Korda took a drop, wedged on and then three-putted from 35 feet for a messy double bogey. It was her only double of the day and came after she birdied three in a five-hole span.
She still shot a two-under 70 in the first round of the KPMG Women’s PGA Championship, which was good enough to stay in the top 10 of Thursday’s morning wave, although she’s seven back of early leader Ina Yoon, who shot 63.
There’s no shortage of pressure on Korda this week, where she’s attempting to become just the third player in LPGA history to win the first three majors of the season. A win this week would also send Korda, still just 27 years old, into the LPGA Hall of Fame.

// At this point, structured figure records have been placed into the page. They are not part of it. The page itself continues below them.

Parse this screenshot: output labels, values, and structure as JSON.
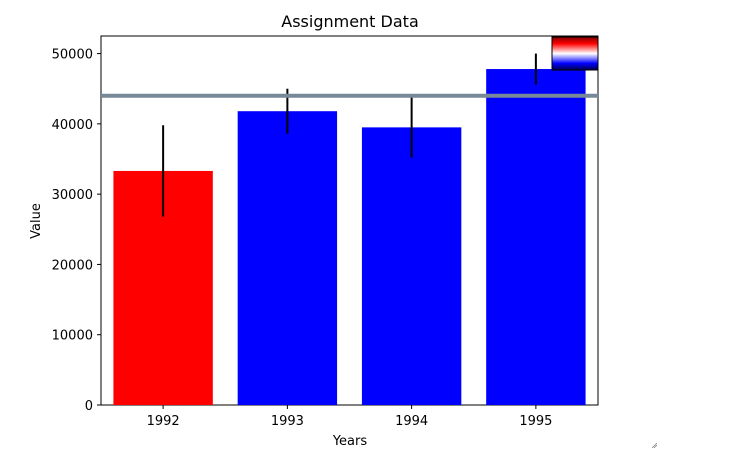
{
  "chart_data": {
    "type": "bar",
    "title": "Assignment Data",
    "xlabel": "Years",
    "ylabel": "Value",
    "categories": [
      "1992",
      "1993",
      "1994",
      "1995"
    ],
    "values": [
      33300,
      41800,
      39500,
      47800
    ],
    "error": [
      6500,
      3200,
      4300,
      2200
    ],
    "bar_colors": [
      "#ff0000",
      "#0000ff",
      "#0000ff",
      "#0000ff"
    ],
    "reference_line": {
      "value": 44000,
      "color": "#778899"
    },
    "ylim": [
      0,
      52500
    ],
    "yticks": [
      0,
      10000,
      20000,
      30000,
      40000,
      50000
    ],
    "yticks_labels": [
      "0",
      "10000",
      "20000",
      "30000",
      "40000",
      "50000"
    ],
    "colorbar": {
      "colormap": "seismic",
      "placement": "top-right"
    },
    "grid": false
  }
}
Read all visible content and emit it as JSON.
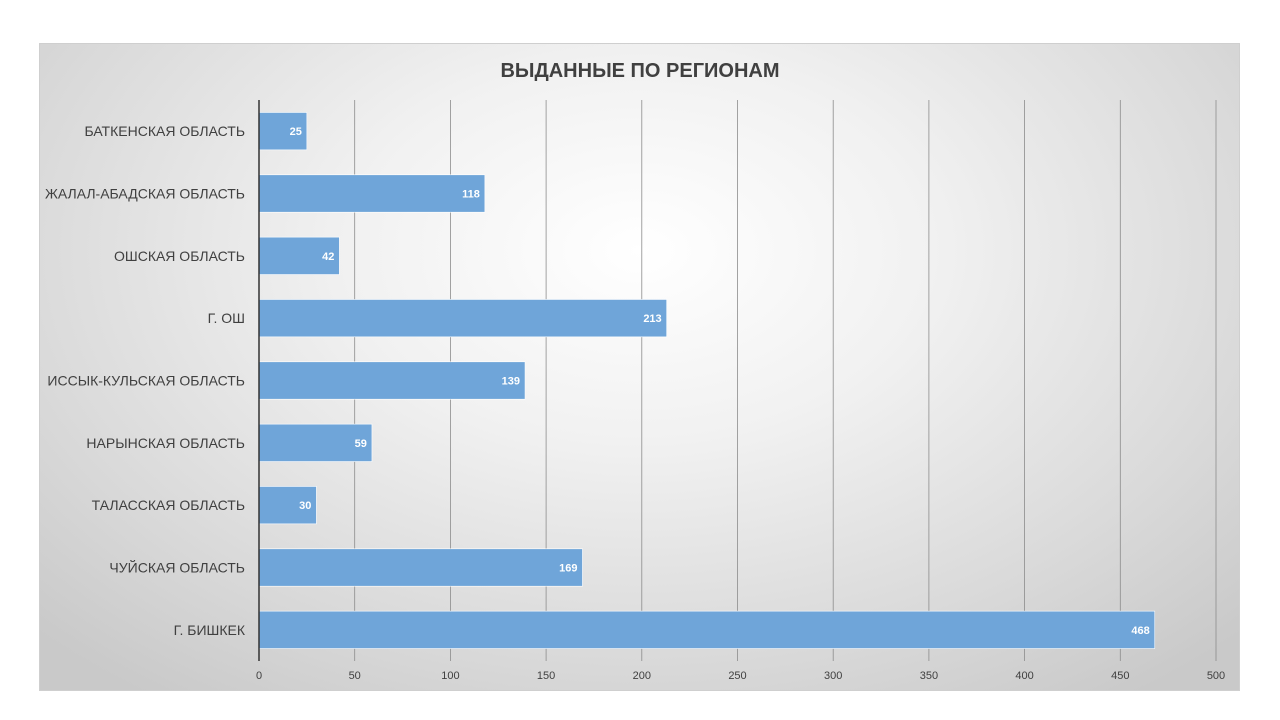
{
  "chart_data": {
    "type": "bar",
    "orientation": "horizontal",
    "title": "ВЫДАННЫЕ ПО РЕГИОНАМ",
    "categories": [
      "БАТКЕНСКАЯ ОБЛАСТЬ",
      "ЖАЛАЛ-АБАДСКАЯ ОБЛАСТЬ",
      "ОШСКАЯ ОБЛАСТЬ",
      "Г. ОШ",
      "ИССЫК-КУЛЬСКАЯ ОБЛАСТЬ",
      "НАРЫНСКАЯ ОБЛАСТЬ",
      "ТАЛАССКАЯ ОБЛАСТЬ",
      "ЧУЙСКАЯ ОБЛАСТЬ",
      "Г. БИШКЕК"
    ],
    "values": [
      25,
      118,
      42,
      213,
      139,
      59,
      30,
      169,
      468
    ],
    "xlim": [
      0,
      500
    ],
    "xticks": [
      "0",
      "50",
      "100",
      "150",
      "200",
      "250",
      "300",
      "350",
      "400",
      "450",
      "500"
    ],
    "grid": true,
    "bar_color": "#6fa5d9",
    "data_labels": true
  }
}
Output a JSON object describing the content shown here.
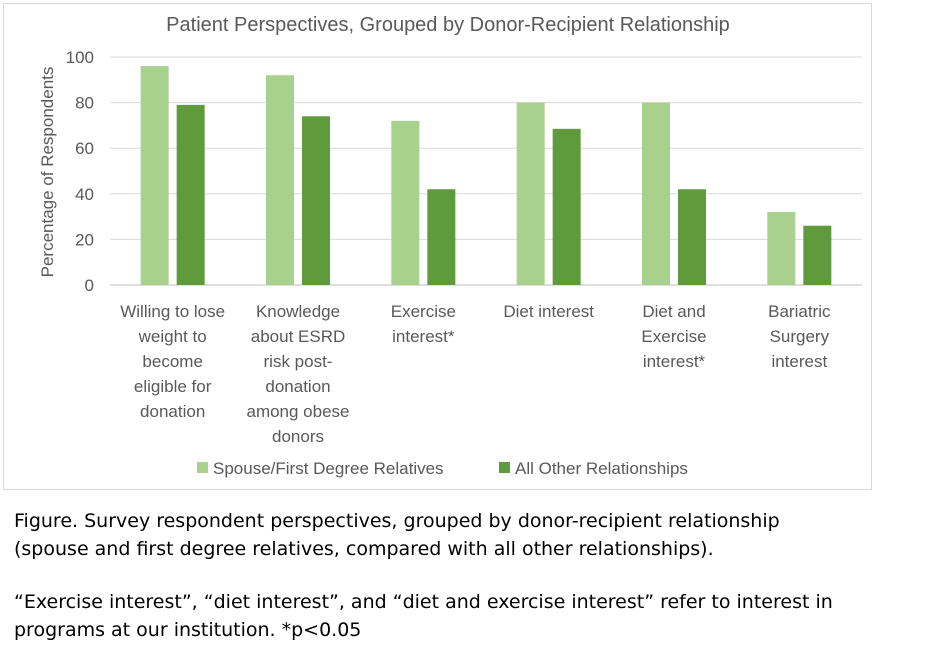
{
  "chart_data": {
    "type": "bar",
    "title": "Patient Perspectives, Grouped by Donor-Recipient Relationship",
    "xlabel": "",
    "ylabel": "Percentage of Respondents",
    "ylim": [
      0,
      100
    ],
    "yticks": [
      "0",
      "20",
      "40",
      "60",
      "80",
      "100"
    ],
    "grid": true,
    "legend_position": "bottom",
    "categories": [
      [
        "Willing to lose",
        "weight to",
        "become",
        "eligible for",
        "donation"
      ],
      [
        "Knowledge",
        "about ESRD",
        "risk post-",
        "donation",
        "among obese",
        "donors"
      ],
      [
        "Exercise",
        "interest*"
      ],
      [
        "Diet interest"
      ],
      [
        "Diet and",
        "Exercise",
        "interest*"
      ],
      [
        "Bariatric",
        "Surgery",
        "interest"
      ]
    ],
    "series": [
      {
        "name": "Spouse/First Degree Relatives",
        "color": "#a9d18e",
        "values": [
          96,
          92,
          72,
          80,
          80,
          32
        ]
      },
      {
        "name": "All Other Relationships",
        "color": "#5f9b3c",
        "values": [
          79,
          74,
          42,
          68.5,
          42,
          26
        ]
      }
    ]
  },
  "caption": {
    "line1": "Figure. Survey respondent perspectives, grouped by donor-recipient relationship",
    "line2": "(spouse and first degree relatives, compared with all other relationships).",
    "line3": "“Exercise interest”, “diet interest”, and “diet and exercise interest” refer to interest in",
    "line4": "programs at our institution.  *p<0.05"
  }
}
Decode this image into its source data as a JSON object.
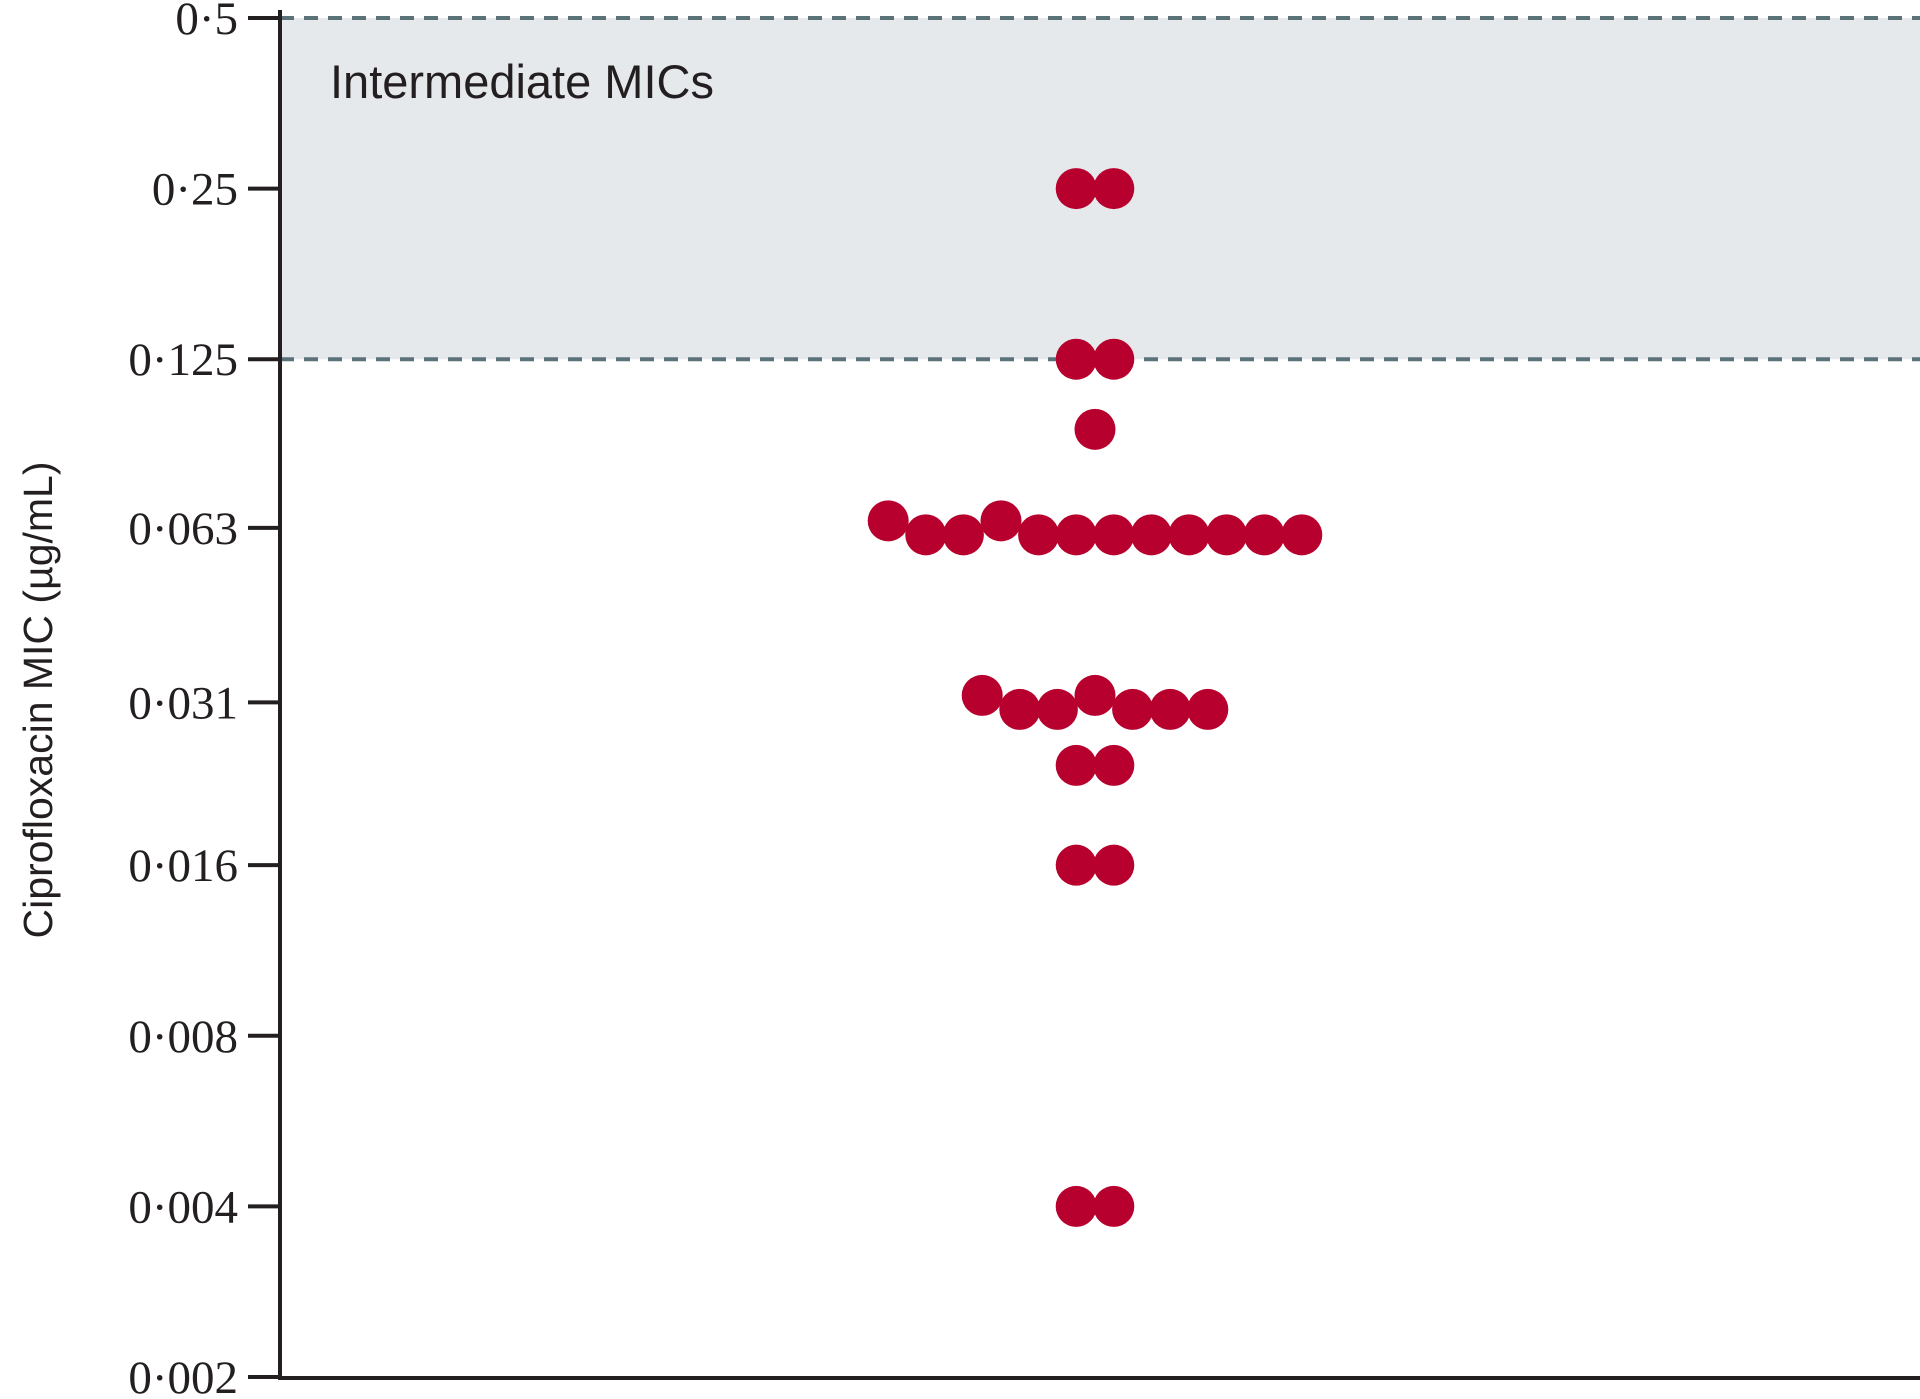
{
  "chart_data": {
    "type": "scatter",
    "title": "",
    "xlabel": "",
    "ylabel": "Ciprofloxacin MIC (µg/mL)",
    "y_scale": "log2",
    "ylim": [
      0.002,
      0.5
    ],
    "y_ticks": [
      0.002,
      0.004,
      0.008,
      0.016,
      0.031,
      0.063,
      0.125,
      0.25,
      0.5
    ],
    "y_tick_labels": [
      "0·002",
      "0·004",
      "0·008",
      "0·016",
      "0·031",
      "0·063",
      "0·125",
      "0·25",
      "0·5"
    ],
    "grid": false,
    "shaded_band": {
      "label": "Intermediate MICs",
      "from": 0.125,
      "to": 0.5
    },
    "point_color": "#b8002e",
    "band_color": "#e6e9ec",
    "dashed_line_color": "#5b7378",
    "axis_color": "#231f20",
    "points": [
      {
        "value": 0.25,
        "count": 2
      },
      {
        "value": 0.125,
        "count": 2
      },
      {
        "value": 0.094,
        "count": 1
      },
      {
        "value": 0.063,
        "count": 12
      },
      {
        "value": 0.031,
        "count": 7
      },
      {
        "value": 0.024,
        "count": 2
      },
      {
        "value": 0.016,
        "count": 2
      },
      {
        "value": 0.004,
        "count": 2
      }
    ]
  }
}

She started early Thursday morning — with a large contingent of fans following along — and turned in one under. She added birdies on 11, 13 and 15 before she reached the 378-yard par-4 16th hole, a short par-4 played along Hazeltine Lake that has a tight driving window — the lake right, creek left — and most of the green guarded by water. During the 2016 Ryder Cup, the 16th was changed to the 5th hole to guarantee it played a role in the matches. Korda hit driver on Thursday.
“It’s between a 3-wood and driver,” Korda said. “You can’t lay it too far back because then you’re blocked out by the trees and you have a long shot into a pretty difficult green that is pretty undulated, so you got to risk it.”
Korda begins her second round at 2:42 p.m. ET on Friday.
“Honestly just made one bad swing, which ended up in a double,” Korda said. “But overall, pretty happy with my day.”